Storage, or the amount of space available on the device, also becomes an issue with devices that are not under the sponsor’s control. This is especially true when considering all the tasks for which the subject uses his or her mobile device (e.g., watching videos, taking pictures, playing music, and downloading other apps). In addition, the subject can delete the app at any time, even with captured and un-submitted data. However, as part of the inclusion criteria, potential subjects could be required to agree to not delete the study app. Some checks can be conducted by site staff and via online monitoring; however, these options are limited.

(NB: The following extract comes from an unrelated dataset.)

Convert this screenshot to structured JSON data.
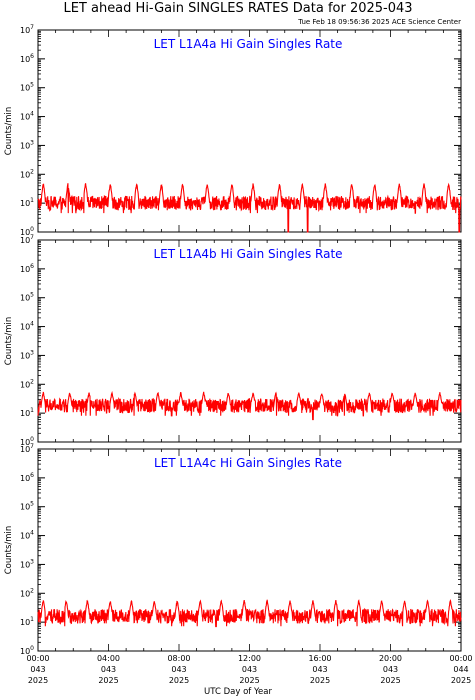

Compliance questions are also raised since the sponsor does not own the device and can’t force the subject to have notifications turned on. If the subject chooses to turn off notifications, these automated alerts to complete required data entry task do not work. Like the agreement to not delete the app as part of the inclusion criteria, subjects could be required not to turn off notifications, which are associated with high compliance [27, 28]. If the subject does turn off notifications during the trial and compliance with data entry is negatively impacted, the study staff’s review of online reports should alert them to a compliance problem.
Technology Changes
The set of mobile operating systems that support the mobile market are changing constantly and quickly. For sponsors of clinical trials, the pace with which change happens will become a major challenge. Agile software developers iterate through releases quickly, with some deploying new features on a monthly basis. Support for the previous version of the software is dropped as soon as the new app is made available because app stores only allow one version of the software to be sold at any time. Increases in the amount of infrastructure necessary to support the complex functionality of existing solutions and increased maintenance cycle costs for vendors may drive prices upward. The result may be that the cost-benefit ratio of switching to a BYOD solution is not as large as anticipated.